Amid rising furor over the illegal immigration issue, the Meitei demand for Scheduled Tribe status, which would allow them to buy land in the tribal-dominated areas, has complicated the situation. The state government’s drive to clear protected forest areas from encroachment has further added fuel to the fire.
While the administration and Meitei interest groups alleged that immigrants from Myanmar were destroying Manipur’s forest cover by clearing them to set up new villages, Kukis allege that traditional Kuki habitations were being targeted for removal with an ulterior motive in the name of protecting the environment.
Drugs, Insurgents, Migrants
Bhagat Oinam, a professor of philosophy at New Delhi’s Jawaharlal Nehru University, who is a Meitei by ethnicity, said Kuki-Chin migration from Myanmar to Manipur has happened for decades, broadly in three phases. The first wave was in the late 1950s and early 1960s during a civil war in Myanmar; the second was before and after the August 1988 uprising in Myanmar; and the third happened after the informal ceasefire between Indian security forces and Kuki militants in 2005, which was formalized in 2008. However, these migrations previously never led to any flashpoints.
“What has happened over the past few years is an explosion in poppy cultivation in Manipur’s Kuki-dominated districts backed by drug cartels and insurgent groups with a cross-border network, resulting in huge loss of forest cover. They use the drug money to buy weapons,” Oinam told The Diplomat.
“The 2021 military coup in Myanmar escalated the migrant influx from Myanmar, mostly the Kuki-Chin people who are being targeted by the military junta there. A section of these illegal immigrants are being used by the drug and weapon cartels in Manipur.”
He said that a decline in poppy cultivation in the infamous Golden Triangle of the Myanmar-Thailand-Laos trijunction, especially in Thailand and Laos, has resulted in a shift of the drug corridor to Myanmar-Manipur border areas.

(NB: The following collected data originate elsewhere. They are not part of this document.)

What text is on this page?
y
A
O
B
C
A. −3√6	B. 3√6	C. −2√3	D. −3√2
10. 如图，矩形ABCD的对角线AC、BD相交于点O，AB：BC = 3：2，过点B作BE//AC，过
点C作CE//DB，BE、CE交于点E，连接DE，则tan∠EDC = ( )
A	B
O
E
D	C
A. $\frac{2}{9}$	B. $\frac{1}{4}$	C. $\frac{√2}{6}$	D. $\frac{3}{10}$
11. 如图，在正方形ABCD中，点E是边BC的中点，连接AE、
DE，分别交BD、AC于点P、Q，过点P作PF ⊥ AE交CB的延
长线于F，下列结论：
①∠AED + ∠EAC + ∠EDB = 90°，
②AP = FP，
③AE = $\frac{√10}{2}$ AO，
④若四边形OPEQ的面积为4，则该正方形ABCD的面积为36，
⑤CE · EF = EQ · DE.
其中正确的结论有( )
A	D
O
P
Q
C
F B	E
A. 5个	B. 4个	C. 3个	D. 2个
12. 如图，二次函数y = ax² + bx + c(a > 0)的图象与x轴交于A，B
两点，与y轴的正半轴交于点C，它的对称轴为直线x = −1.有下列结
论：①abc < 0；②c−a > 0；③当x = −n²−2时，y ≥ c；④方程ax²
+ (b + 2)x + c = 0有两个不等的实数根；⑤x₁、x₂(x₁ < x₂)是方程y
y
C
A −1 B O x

According to a December 2021 report by the Netherlands-based Transnational Institute, opium is cultivated in Myanmar mainly in the isolated mountainous areas in Shan, Kachin, Karen, Karenni, and Chin states and Sagiang Region. Of them, Chin and Sagaing are home to Kuki-Chin people and share a border with Manipur.
“In Manipur, poppy cultivation has significantly increased over the last 15 years, primarily as a means of subsistence,” the report said, noting that Manipur “seems to be more integrated within the regional drug economy and connected to other actors, notably from Myanmar” than other poppy cultivation regions in Northeast India.
Vualzong, however, countered the allegation, saying that the Kuki people do engage in poppy cultivation because it is the most profitable among existing farming practices, but the funding comes from Imphal valley-based Meiteis and not from Myanmar. “The chief minister is not targeting the Meitei kingpins,” he alleged.
According to Kuki intellectual Paokholun Hangsing, a professor of the library and information science department at the North-Eastern Hill University in Shillong, the narrative branding Kukis as infiltrators, occupiers of forest reserves, and poppy cultivators “is a ploy to misguide the Indian public” to justify a “pre-planned, carefully orchestrated design” to drive Kukis out of their home and ancestral land.
He alleged that when Kukis recently celebrated the centenary of their war against British colonial occupation, the state government forced them to tone down the celebration for the sake of maintaining peace. The authorities also insisted that the inscription “in defense of our ancestral land” be removed from the monolith erected to mark the occasion.
“The fact that Kukis fought the British for independence did not gel well with the calculatedly constructed narratives projecting the Kukis as immigrants to justify their ulterior motive to seize their land,” Hangsing said.